David Sterritt, Christian Science Monitor:
"'Pecos Bill'' makes a rip-roaring contrast to 'Superstitions", belting out the tragicomic romance of our hero and Sluefoot Sue with makeshift melodies and broad choreography. There's a touch of sadness to even the most rollicking moments, as Bill wonders why he and his spouse, once celebrated in myth and legend, are now turning to dust in the otherwise-occupied American consciousness. But at the rare moments when things threaten to become just a tad philosophical, the energy and wit of the performers quickly remind us that it's all in fun... In all, a modest but engaging evening."

Martin Kihn, Columbia Daily Spectator:
"'Pecos Bill' is a short cowboy rock-opera, about seven years old now. That piece involves a rock band, and Shepard wrote the music himself along with the gorgeous Catherine Stone, who actually joins the band at La Mama. It is the story of Pecos Bill, the very first cowboy, and his dead wife Slue-foot Sue. Luckily, Sue comes back from the grave to sing. It is a sad work, actually, mocking the cowboy mystique, marking the end and failure of the Frontier anchronism."

"In 'Pecos Bill', Mark Petrakis' mustache and smile are assets, for Bill is not a rugged man here, just a clown. With his red shirt, cowboy hat and toy pistols, he is the brilliant last stand of something funny. And O-lan Shepard, all in white, sitting on top of a sleigh-high giant plastic catfish, has enough farce to match her pretty soprano. Perhaps musical farce is an easier medium, but Bill and Sue sing 'Why is we both dyin/On this land/Why is we forsaken,' and the untuned fiddle plays in the background, and the cowboy in me longed to ride the range. The piece was very moving, and surprisingly precise."

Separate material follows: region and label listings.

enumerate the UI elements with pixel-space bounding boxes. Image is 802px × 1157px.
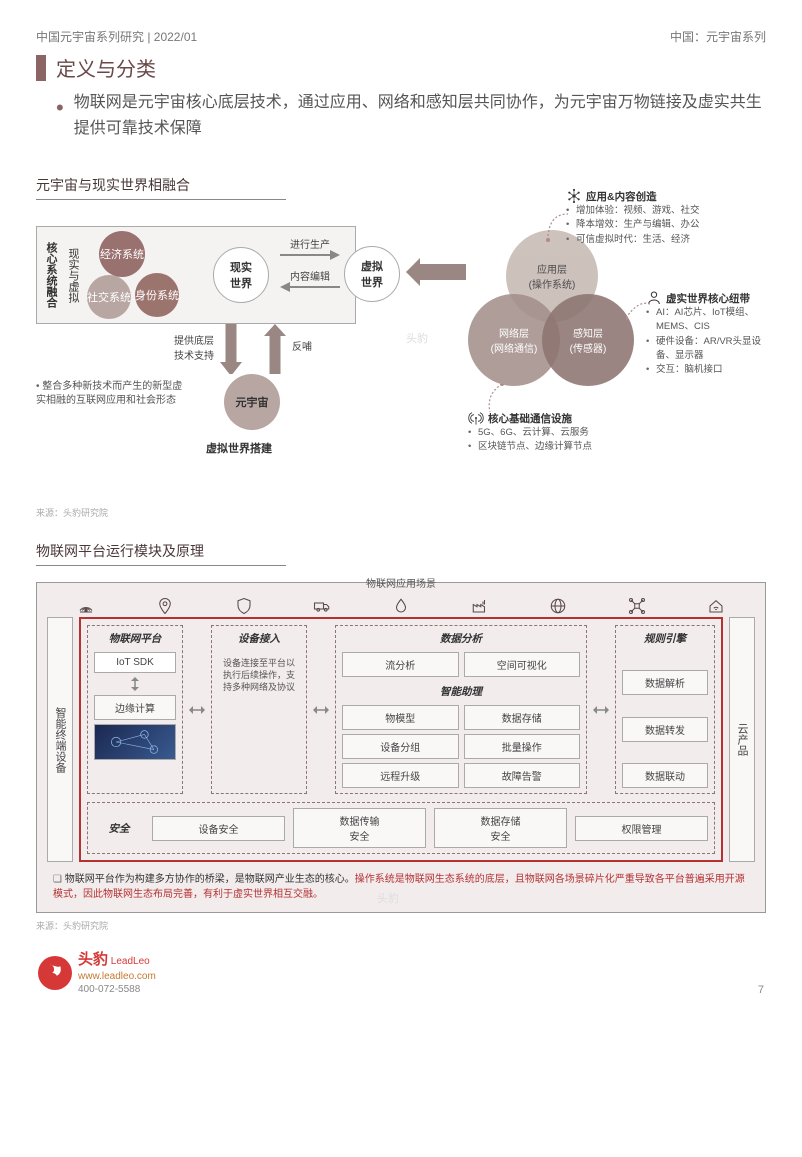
footer-tel: 400-072-5588	[78, 983, 156, 996]
analysis-col: 数据分析 流分析 空间可视化 智能助理 物模型数据存储 设备分组批量操作 远程升…	[335, 625, 587, 794]
diagram-integration: 头豹 核心系统融合 现实与虚拟 经济系统 社交系统 身份系统 现实 世界 进行生…	[36, 210, 766, 500]
vlabel-rv: 现实与虚拟	[65, 248, 81, 303]
arrow-up-right-icon	[260, 324, 290, 374]
callout-app: 应用&内容创造 增加体验：视频、游戏、社交 降本增效：生产与编辑、办公 可信虚拟…	[566, 188, 766, 247]
watermark: 头豹	[406, 330, 428, 346]
security-row-box: 安全 设备安全 数据传输 安全 数据存储 安全 权限管理	[79, 800, 723, 862]
arrow-down-left-icon	[216, 324, 246, 374]
page-number: 7	[758, 984, 764, 996]
red-border-box: 物联网平台 IoT SDK 边缘计算 设备接入 设备连接至平台以执行后续操作，支…	[79, 617, 723, 802]
rules-col: 规则引擎 数据解析 数据转发 数据联动	[615, 625, 715, 794]
page-title: 定义与分类	[56, 53, 156, 82]
chip-sdk: IoT SDK	[94, 652, 176, 673]
circle-social: 社交系统	[87, 275, 131, 319]
scenario-icons	[47, 594, 755, 617]
section1-source: 来源：头豹研究院	[36, 506, 766, 519]
title-accent-bar	[36, 55, 46, 81]
circle-real: 现实 世界	[213, 247, 269, 303]
circle-econ: 经济系统	[99, 231, 145, 277]
drone-icon	[628, 597, 646, 615]
chip-stream: 流分析	[342, 652, 459, 677]
radar-icon	[77, 597, 95, 615]
section2-heading: 物联网平台运行模块及原理	[36, 541, 286, 566]
truck-icon	[313, 597, 331, 615]
left-vlabel: 智能终端设备	[47, 617, 73, 862]
footer: 头豹 LeadLeo www.leadleo.com 400-072-5588 …	[36, 950, 766, 996]
intro-text: 物联网是元宇宙核心底层技术，通过应用、网络和感知层共同协作，为元宇宙万物链接及虚…	[56, 90, 766, 141]
home-wifi-icon	[707, 597, 725, 615]
metaverse-build-label: 虚拟世界搭建	[206, 440, 272, 456]
section2-source: 来源：头豹研究院	[36, 919, 766, 932]
factory-icon	[471, 597, 489, 615]
drop-icon	[392, 597, 410, 615]
big-arrow-icon	[406, 258, 466, 286]
section1-heading: 元宇宙与现实世界相融合	[36, 175, 286, 200]
arrow-label-support: 提供底层 技术支持	[156, 332, 214, 362]
dotted-connector-3	[486, 384, 506, 414]
logo-block: 头豹 LeadLeo www.leadleo.com 400-072-5588	[38, 950, 156, 996]
access-col: 设备接入 设备连接至平台以执行后续操作，支持多种网络及协议	[211, 625, 307, 794]
location-icon	[156, 597, 174, 615]
dia2-note: ❏ 物联网平台作为构建多方协作的桥梁，是物联网产业生态的核心。操作系统是物联网生…	[47, 872, 755, 902]
callout-infra: 核心基础通信设施 5G、6G、云计算、云服务 区块链节点、边缘计算节点	[468, 410, 698, 455]
circle-metaverse: 元宇宙	[224, 374, 280, 430]
antenna-icon	[468, 410, 484, 426]
arrow-label-feedback: 反哺	[292, 338, 312, 353]
metaverse-note: • 整合多种新技术而产生的新型虚实相融的互联网应用和社会形态	[36, 380, 186, 408]
chip-spatial: 空间可视化	[464, 652, 581, 677]
arrow-left-icon	[280, 280, 340, 294]
header-left: 中国元宇宙系列研究 | 2022/01	[36, 28, 197, 45]
right-vlabel: 云产品	[729, 617, 755, 862]
globe-icon	[549, 597, 567, 615]
footer-url[interactable]: www.leadleo.com	[78, 970, 156, 983]
title-row: 定义与分类	[36, 53, 766, 82]
scenario-label: 物联网应用场景	[47, 575, 755, 590]
header-right: 中国：元宇宙系列	[670, 28, 766, 45]
bi-arrow-v-icon	[125, 677, 145, 691]
venn-diagram: 应用层 (操作系统) 网络层 (网络通信) 感知层 (传感器)	[468, 230, 638, 400]
diagram-iot-platform: 物联网应用场景 智能终端设备 物联网平台 IoT SDK	[36, 582, 766, 913]
shield-icon	[235, 597, 253, 615]
bi-arrow-h-3-icon	[593, 650, 609, 770]
venn-sense: 感知层 (传感器)	[542, 294, 634, 386]
chip-edge: 边缘计算	[94, 695, 176, 720]
platform-col: 物联网平台 IoT SDK 边缘计算	[87, 625, 183, 794]
edge-image-placeholder	[94, 724, 176, 760]
dotted-connector-1	[546, 212, 570, 242]
bi-arrow-h-1-icon	[189, 650, 205, 770]
molecule-icon	[566, 188, 582, 204]
circle-virtual: 虚拟 世界	[344, 246, 400, 302]
circle-identity: 身份系统	[135, 273, 179, 317]
logo-icon	[38, 956, 72, 990]
arrow-right-icon	[280, 248, 340, 262]
vlabel-core: 核心系统融合	[43, 242, 59, 308]
callout-corelink: 虚实世界核心纽带 AI：AI芯片、IoT模组、MEMS、CIS 硬件设备：AR/…	[646, 290, 776, 377]
bi-arrow-h-2-icon	[313, 650, 329, 770]
dotted-connector-2	[626, 300, 650, 320]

"The music is very good and the actors always engaging. And there is always Sam Shepard, a man who never had schooling, who is the supreme example of uncalculated talent. He may never turn himself into a Bertot Brecht, but America has him. America will always have him."

1997 Signature Theatre Company Production:

Ben Brantley, NY Times:
"Romain Fruge and Julie Christensen are delicious as Pecos Bill, portrayed by Mr. Fruge with a winning what-happened expression, and Slue-Foot Sue, the bride who bounded to the moon on Bill's wild steed with fatal consequences. The music, an off-center fusion of honky-tonk feistiness and wistful Western ballad, is by Looren Toolajian, and it charmingly matches the double tone of Mr. Shepard's words: part extravagantly silly hyperbole; part bewildered elegy."

Greg Evans, Variety:
"Sung entirely in country-music verse, 'Lament,' first presented at LaMama in 1983, opens with Pecos Bill (Romaine Fruge), in 10-gallon hat, pony-skin chaps and other cartoon-cowboy accouterments, entering the stark stage toting a long, thick rope and yodeling a lonesome cowpoke tune. Soon enough, we see what’s attached to the other end of the rope, a large catfish (on wheels) bearing Bill’s wife, Slue-Foot Sue (Julie Christensen), barefoot and dressed in her tattered, dirty wedding gown."

"The basics of the old legend are told in song. Bill, who dug the Grand Canyon with his bare hands, fell in love with the catfish-riding Sue only to kill her on their wedding day. He did it for love: When Sue was thrown from Bill’s bronco, she bounced back and forth between the moon and Earth for days, Bill finally shooting her so she wouldn’t starve to death."

"That grim myth is infused with dark humor and even pathos by Shepard, who uses its outline to comment on the nature of love, legacy and outliving your time... As comic, even silly, as his characters look riding catfish and waltzing around in dime-store Western gear, Shepard grounds this mini-musical in his stark, simple poetry... With music by Loren Toolajian that glides from cowboy yodel to barrelhouse blues and back again, 'Lament' benefits from two good performances and just the right mournful mood from director Darrell Larson."